Professional Advice: GroundWork Counseling
The arrival of a new baby brings joy, excitement and many changes to a family. A new baby requires countless preparations and adjustments, as well as a significant amount of attention. Caring for a newborn along with another child can feel overwhelming, especially for parents who are welcoming their second child, as this is their first time juggling the demands and needs of multiple children. It is normal and expected for much of the parent’s energy and focus to now shift from the older sibling to meeting the needs of the highly demanding newborn.
So what does the changing family dynamic mean to the older child who has now become a sibling? Even though children typically enjoy their new role as a big brother or big sister, it is also common for regression, negative behaviors, and attention seeking to arise. Because young children are unable to verbalize their feelings, which could include resentment and jealousy, it is also normal for children to act out in attempt to regain attention. Older children may begin to revert to baby-like behavior, and may possibly regress in potty training if they are toddlers themselves. Tantruming and non-compliance can also indicate that the child is struggling with the change in dynamic.
This is normal.
So what can parents do to make this transition a healthy, positive and supportive experience for the older child now becoming a sibling?

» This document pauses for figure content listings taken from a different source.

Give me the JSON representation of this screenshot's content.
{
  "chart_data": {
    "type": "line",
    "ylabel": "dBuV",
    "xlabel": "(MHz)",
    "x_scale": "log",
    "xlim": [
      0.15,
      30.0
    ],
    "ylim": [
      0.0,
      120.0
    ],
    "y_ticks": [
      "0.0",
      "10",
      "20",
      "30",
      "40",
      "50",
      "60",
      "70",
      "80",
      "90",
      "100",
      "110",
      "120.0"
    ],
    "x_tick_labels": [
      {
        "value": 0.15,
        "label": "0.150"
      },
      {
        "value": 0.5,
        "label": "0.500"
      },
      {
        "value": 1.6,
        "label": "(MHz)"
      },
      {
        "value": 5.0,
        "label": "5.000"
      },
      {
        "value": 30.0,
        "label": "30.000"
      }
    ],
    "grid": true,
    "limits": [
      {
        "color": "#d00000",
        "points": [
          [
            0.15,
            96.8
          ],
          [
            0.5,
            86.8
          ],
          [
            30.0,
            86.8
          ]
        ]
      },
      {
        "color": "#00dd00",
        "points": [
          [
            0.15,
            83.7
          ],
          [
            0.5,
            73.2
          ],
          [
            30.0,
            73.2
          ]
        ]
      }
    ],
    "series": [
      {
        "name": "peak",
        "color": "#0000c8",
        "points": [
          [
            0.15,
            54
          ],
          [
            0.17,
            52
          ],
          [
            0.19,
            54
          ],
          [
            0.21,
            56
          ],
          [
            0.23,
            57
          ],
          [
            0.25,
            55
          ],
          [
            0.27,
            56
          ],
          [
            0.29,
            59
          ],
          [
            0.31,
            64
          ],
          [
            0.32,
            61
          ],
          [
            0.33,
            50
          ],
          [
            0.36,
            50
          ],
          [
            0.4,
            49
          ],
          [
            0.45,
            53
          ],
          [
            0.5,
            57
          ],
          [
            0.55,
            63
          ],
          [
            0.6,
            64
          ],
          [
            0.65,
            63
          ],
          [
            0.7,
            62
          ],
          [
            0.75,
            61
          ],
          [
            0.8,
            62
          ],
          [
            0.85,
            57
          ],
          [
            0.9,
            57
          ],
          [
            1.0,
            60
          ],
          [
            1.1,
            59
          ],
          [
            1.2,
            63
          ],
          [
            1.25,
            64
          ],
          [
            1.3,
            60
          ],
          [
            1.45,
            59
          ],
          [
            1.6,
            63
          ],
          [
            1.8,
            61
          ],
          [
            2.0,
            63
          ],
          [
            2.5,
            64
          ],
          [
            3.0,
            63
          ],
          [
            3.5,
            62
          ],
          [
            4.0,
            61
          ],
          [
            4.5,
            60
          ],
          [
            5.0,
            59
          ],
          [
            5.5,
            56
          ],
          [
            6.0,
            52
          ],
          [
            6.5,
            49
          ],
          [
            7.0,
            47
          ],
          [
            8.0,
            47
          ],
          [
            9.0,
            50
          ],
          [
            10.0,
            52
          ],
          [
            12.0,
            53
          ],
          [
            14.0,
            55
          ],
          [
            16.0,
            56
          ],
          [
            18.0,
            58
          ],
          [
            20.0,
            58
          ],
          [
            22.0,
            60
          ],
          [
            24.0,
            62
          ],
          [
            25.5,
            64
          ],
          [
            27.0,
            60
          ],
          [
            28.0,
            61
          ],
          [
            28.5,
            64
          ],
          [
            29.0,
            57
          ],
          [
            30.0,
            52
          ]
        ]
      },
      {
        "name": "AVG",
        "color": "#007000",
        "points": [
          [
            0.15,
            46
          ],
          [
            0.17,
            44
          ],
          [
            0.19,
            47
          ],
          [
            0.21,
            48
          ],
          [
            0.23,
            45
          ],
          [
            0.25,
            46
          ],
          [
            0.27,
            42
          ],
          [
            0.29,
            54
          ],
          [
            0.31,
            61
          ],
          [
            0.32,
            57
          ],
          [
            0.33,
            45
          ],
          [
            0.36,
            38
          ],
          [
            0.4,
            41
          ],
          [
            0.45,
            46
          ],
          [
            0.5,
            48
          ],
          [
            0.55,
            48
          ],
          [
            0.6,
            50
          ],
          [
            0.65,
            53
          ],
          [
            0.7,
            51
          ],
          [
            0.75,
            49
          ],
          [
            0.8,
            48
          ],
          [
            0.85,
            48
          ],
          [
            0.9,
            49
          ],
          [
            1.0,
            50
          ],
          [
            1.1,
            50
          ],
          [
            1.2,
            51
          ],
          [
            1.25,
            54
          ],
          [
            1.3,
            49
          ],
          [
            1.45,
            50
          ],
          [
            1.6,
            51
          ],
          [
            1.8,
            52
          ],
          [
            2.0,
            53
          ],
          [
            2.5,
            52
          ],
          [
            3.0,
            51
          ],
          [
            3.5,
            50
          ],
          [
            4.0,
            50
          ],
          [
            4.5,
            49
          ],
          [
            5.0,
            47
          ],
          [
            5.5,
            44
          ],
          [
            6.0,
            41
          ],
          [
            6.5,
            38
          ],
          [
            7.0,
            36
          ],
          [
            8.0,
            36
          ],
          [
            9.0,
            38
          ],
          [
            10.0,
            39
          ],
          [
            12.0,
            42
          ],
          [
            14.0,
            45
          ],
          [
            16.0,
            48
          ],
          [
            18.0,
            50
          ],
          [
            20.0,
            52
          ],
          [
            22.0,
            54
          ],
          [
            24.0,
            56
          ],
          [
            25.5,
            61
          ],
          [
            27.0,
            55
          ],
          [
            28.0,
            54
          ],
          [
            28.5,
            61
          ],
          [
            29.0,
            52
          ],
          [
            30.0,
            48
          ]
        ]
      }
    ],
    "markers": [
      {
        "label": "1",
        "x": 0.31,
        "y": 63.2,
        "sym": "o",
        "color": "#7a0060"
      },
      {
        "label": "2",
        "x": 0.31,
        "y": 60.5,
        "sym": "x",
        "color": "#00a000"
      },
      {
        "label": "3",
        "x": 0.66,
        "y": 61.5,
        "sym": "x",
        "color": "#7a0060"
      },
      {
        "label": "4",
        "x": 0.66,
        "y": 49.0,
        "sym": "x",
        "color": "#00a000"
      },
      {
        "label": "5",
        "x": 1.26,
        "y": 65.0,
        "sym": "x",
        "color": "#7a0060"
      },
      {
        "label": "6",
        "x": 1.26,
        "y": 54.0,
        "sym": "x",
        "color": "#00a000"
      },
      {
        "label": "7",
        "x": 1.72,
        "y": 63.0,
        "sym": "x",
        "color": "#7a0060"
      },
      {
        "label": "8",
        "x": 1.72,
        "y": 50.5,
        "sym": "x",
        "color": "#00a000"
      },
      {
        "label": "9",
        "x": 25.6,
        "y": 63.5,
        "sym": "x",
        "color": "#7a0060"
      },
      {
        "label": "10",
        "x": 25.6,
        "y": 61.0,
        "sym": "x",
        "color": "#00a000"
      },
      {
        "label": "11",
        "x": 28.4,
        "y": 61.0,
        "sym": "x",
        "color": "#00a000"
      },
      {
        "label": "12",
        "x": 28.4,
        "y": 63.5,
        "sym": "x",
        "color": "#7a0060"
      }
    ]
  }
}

Plan a routine, daily time to engage with the older child; as little as 15 minutes per day of undivided attention can make a world of difference. This could include playing with the child in an activity they choose (dollhouse, puppets, crafts, board game) or simply going for a walk around the neighborhood. These experiences help the child feel attended to, and connected with their parents, while emphasizing their importance within the new family dynamic.
Be careful using common phrases such as “you’re a big girl now” or, “you’re a big brother – you’re not a baby anymore” which can continue to emphasize that the new baby has taken the spot they once occupied. This may leave the child increasingly resentful. Children may also begin to have an interest in their own birth story and have more mom-and-baby themed play. These are all developmentally appropriate ways children process feelings, make sense of the new dynamic, figure out where they fit, and begin to shine in their new role within the family system. Tell them their own birth story if they ask to hear it, and emphasize that they will always be mommy or daddy’s baby.
Some children can benefit from additional professional support. Play-therapy and sand-tray therapy offer age appropriate means for expression which helps children understand the new dynamic, process feelings, and find ways to transition into their new role in a healthy and supported way. Taking time to support your older child during important transition will help children to connect and your family to thrive.